Thursday, October 7, 2010

Price Differentiation and Dependent Reward Revelation

The choice of what price to offer someone a good or service is always an important one, and in some circumstances can improve social welfare. On the internet in particular, when you are offering a service whose effective marginal cost of delivery is typically effectively zero, there is a lot of room for prices to be selectively reduced, if you can convince the bean counters that it leads to more yield.

Imagine I have a rich feature vector $x$ associated with each user, and I have to choose between a set of prices $A$ to offer a unit quantity of a single good to the user. Imagine prices are sticky (users cannot get a new identity to get a new price) and non-transferrable (users cannot give someone else a price offered to them). When I offer a price to a user, I see their response to that price, but not to other prices that I could have offered them. I experience a reward which is either a known function of the price offered (e.g., price minus cost) if they choose to buy or zero if they do not. (How long do I wait to decide they will never buy? Good question.) That setup looks like classic learning through exploration, which could be attacked using the offset tree to warm start along with an online exploration strategy. Problem solved!

Except $\ldots$ it feels like there is more information here. Specifically, if I offer a user a particular price $a$ and they purchase, I could assume they would have purchased at any price $a^\prime \leq a$, and since the reward is a known function of the price given purchase that implies additional rewards are being revealed. Similarly if I offer a user a particular price $a$ and they do not purchase, I could assume they would not have purchased at any price $a^\prime \geq a$, so again additional rewards are being revealed. These assumptions seem reasonable for a non-luxury good.

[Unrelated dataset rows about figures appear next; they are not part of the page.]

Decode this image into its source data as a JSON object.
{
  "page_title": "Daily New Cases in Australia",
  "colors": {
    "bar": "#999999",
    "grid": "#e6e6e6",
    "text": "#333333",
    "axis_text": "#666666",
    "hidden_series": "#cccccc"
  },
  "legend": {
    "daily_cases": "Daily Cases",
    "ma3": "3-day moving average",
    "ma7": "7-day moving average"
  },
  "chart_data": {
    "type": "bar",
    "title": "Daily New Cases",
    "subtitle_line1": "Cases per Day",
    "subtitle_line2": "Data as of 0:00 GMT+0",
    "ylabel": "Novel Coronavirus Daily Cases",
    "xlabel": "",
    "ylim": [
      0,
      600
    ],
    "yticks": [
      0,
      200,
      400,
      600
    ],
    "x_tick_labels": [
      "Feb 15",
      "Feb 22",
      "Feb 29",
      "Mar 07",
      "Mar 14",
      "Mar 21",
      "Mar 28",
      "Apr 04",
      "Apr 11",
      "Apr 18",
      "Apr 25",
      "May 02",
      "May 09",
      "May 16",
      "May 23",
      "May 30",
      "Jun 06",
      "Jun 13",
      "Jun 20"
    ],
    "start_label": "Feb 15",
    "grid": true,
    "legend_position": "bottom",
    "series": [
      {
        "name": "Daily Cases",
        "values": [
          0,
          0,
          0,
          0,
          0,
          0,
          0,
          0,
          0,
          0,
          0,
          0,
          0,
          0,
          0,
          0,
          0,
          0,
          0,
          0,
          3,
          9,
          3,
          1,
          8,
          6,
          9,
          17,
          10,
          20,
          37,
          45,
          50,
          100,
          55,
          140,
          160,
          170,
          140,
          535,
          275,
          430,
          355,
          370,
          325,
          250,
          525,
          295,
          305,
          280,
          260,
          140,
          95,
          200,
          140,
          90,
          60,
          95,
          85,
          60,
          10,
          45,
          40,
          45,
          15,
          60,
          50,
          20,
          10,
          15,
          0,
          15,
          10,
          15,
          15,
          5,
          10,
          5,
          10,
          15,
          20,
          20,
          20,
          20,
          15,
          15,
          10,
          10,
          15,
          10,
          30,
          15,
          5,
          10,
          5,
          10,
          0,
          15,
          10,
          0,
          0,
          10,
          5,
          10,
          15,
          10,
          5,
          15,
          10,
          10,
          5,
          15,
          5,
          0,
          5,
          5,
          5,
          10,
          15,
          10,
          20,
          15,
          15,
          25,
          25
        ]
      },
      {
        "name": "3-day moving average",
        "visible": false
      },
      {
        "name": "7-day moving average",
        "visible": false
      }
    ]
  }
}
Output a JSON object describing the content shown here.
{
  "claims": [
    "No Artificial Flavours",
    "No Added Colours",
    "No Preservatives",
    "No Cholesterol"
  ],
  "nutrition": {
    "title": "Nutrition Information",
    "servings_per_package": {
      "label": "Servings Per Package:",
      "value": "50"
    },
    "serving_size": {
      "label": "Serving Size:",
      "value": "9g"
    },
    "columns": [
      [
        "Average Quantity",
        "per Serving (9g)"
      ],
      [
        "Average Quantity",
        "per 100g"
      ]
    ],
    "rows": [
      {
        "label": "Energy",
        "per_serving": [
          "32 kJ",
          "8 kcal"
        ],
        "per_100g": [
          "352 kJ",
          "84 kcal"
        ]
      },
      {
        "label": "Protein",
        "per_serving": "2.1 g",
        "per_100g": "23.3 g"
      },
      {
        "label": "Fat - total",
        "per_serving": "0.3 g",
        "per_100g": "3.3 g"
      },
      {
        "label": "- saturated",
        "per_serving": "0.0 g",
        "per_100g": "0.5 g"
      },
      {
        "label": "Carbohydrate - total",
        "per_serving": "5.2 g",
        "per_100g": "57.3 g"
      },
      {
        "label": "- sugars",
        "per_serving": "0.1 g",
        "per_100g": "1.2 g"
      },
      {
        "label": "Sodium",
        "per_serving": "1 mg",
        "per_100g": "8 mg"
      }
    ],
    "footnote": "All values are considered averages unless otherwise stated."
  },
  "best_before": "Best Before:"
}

No problem, right? The filter-offset tree can handle when multiple rewards are revealed per historical instance, so I should just use that. Unfortunately, however, the set of actions whose rewards are revealed in the filter-offset tree case are chosen independently of the rewards. Here, the set of actions whose rewards are revealed is dependent upon the rewards, which is a recipe for bias. The situation is analogous to asking a friend about a recent trip to Vegas: if they won money, they will talk about it for hours, whereas if they lost money all you get is ``it was ok.''

The setup can be formalized as such:
  1. World chooses $(x, \omega, r)$ from $D$ and reveals $(x, \omega)$.
  2. Player chooses $a \in A$ via $p (a | x, \omega)$.
  3. World chooses $\mathcal{A} \in \mathcal{P} (A)$ via $q (\mathcal{A} | x, \omega, r, a)$.
    1. Requiring $a \in \mathcal{A}$ seems reasonable. In other words, I always get to observe at least the action I picked. Maybe this isn't strictly required, but it seems to fit what happens in practice.
  4. World reveals $\{ r (a) | a \in \mathcal{A} \}$.
The usual ``see what you did'' scenario is $q (\mathcal{A} | x, \omega, r, a) = 1_{\mathcal{A} = \{ a \}}$, and for price differentiation as above \[
q (\mathcal{A} | x, \omega, r, a) =
\{ a^\prime | a^\prime \leq a \} & \mbox{if } r (a) > 0; \\
\{ a^\prime | a^\prime \geq a \} & \mbox{if } r (a) = 0.
\] Now I'm wondering under what circumstances I can use the extra information. Clearly I can always throw the extra information away and inspect only $r (a)$, which would be the vanilla offset tree. Can I do better?